La stabilité des services publics provinciaux au Kwilu suscite des interrogations, alors que des observateurs alertent sur de possibles tensions autour d’une structure dirigée par Éric Muziazia. Dans un contexte où la province poursuit une dynamique de reconstruction, ces pressions évoquées pourraient avoir des conséquences sur le climat politique et la cohésion provinciale. La question centrale est de savoir si l’exécutif provincial saura préserver l’équilibre institutionnel nécessaire à la continuité du service public.
Un équilibre territorial menacé
Selon Raphaël Ndoko et Sandrine Opfetshi, un éventuel changement à la tête de ce service public risquerait de fragiliser l’équilibre entre les différents territoires du Kwilu. Cette mise en garde intervient alors que la province multiplie les investissements pour consolider son développement. Les observateurs soulignent que la stabilité institutionnelle est un préalable à la réussite de ces projets, et que toute perturbation pourrait compromettre les efforts en cours. Dans une province où les équilibres territoriaux sont souvent délicats, la direction d’un service public peut devenir un point de cristallisation des rivalités locales. Les pressions évoquées autour d’Éric Muziazia pourraient ainsi refléter des tensions plus profondes entre les composantes géographiques du Kwilu, avec le risque de voir les intérêts partisans prendre le pas sur l’intérêt général.
La responsabilité des autorités provinciales
Les deux observateurs appellent les autorités provinciales à privilégier la stabilité institutionnelle. Ils rappellent que le gouverneur du Kwilu, Dr Philippe Akamituna Ndolo, dispose des prérogatives nécessaires pour assurer le bon fonctionnement des services publics provinciaux. Cette précision vise à souligner que l’exécutif provincial a les moyens juridiques de prévenir une crise, à condition d’exercer pleinement ses compétences. En effet, le gouverneur peut, par son autorité, garantir la neutralité de l’administration et éviter que des considérations politiques ne perturbent la marche des services. L’appel à la stabilité lancé par Ndoko et Opfetshi résonne comme un rappel à l’ordre : la gestion des ressources humaines dans le secteur public ne doit pas devenir un outil de règlement de comptes ou de clientélisme, au détriment de la mission de service public.
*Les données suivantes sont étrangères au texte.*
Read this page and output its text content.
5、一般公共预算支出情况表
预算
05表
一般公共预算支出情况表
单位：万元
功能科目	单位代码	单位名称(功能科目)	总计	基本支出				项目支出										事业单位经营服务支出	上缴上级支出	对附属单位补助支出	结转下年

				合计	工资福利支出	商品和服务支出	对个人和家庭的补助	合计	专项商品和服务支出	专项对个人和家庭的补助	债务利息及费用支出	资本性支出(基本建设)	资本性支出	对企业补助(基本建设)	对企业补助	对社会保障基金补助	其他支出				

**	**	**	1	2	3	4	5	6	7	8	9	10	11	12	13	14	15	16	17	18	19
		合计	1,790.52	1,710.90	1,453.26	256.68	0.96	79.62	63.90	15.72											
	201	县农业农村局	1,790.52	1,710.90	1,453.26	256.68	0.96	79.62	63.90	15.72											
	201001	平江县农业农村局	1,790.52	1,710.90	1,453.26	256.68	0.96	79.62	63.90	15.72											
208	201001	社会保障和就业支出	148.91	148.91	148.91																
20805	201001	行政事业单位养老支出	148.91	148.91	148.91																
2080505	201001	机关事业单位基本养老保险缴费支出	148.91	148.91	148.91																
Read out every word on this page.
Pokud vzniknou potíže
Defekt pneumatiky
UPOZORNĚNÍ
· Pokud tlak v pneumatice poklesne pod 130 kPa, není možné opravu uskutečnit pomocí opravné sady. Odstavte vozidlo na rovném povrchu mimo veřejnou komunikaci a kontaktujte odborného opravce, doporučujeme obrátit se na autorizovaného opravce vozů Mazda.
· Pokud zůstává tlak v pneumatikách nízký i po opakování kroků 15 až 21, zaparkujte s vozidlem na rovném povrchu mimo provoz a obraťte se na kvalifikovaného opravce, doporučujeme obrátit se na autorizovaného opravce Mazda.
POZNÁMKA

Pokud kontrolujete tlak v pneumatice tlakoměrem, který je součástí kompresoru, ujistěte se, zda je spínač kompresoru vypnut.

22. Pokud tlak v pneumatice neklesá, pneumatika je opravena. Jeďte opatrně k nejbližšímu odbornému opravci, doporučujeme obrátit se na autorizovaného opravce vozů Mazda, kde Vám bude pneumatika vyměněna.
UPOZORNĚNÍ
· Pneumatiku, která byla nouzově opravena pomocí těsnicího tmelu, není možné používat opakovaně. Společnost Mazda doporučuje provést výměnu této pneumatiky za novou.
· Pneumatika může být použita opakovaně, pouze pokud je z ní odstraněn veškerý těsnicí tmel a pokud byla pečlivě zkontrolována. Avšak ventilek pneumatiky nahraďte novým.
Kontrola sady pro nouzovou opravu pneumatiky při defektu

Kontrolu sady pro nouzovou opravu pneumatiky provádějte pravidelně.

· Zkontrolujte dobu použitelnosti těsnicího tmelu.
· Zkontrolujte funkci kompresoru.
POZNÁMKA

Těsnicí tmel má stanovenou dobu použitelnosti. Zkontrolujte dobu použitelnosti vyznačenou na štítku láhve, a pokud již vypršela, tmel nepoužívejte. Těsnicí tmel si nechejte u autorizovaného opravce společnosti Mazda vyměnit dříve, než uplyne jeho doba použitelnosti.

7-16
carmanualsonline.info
Quel impact pour les citoyens ?
Au-delà des jeux politiques, ce sont les citoyens qui pourraient subir les conséquences d’une instabilité au sein de ce service public. La province du Kwilu, engagée dans une phase de reconstruction, a besoin de services publics fonctionnels pour répondre aux attentes de la population. Les tensions évoquées autour de la direction d’Éric Muziazia interrogent donc sur la capacité des institutions à garantir la continuité du service public, dans un contexte où la confiance des citoyens est un enjeu central. Si les rivalités politiques venaient à paralyser l’administration, les premiers pénalisés seraient les usagers, qui dépendent de ces services pour leurs démarches quotidiennes. La reconstruction provinciale, portée par des investissements publics, ne peut réussir sans une administration stable et impartiale. Les observateurs semblent ainsi plaider pour une gouvernance qui place les besoins de la population au-dessus des querelles de personnes, afin de ne pas hypothéquer les progrès accomplis.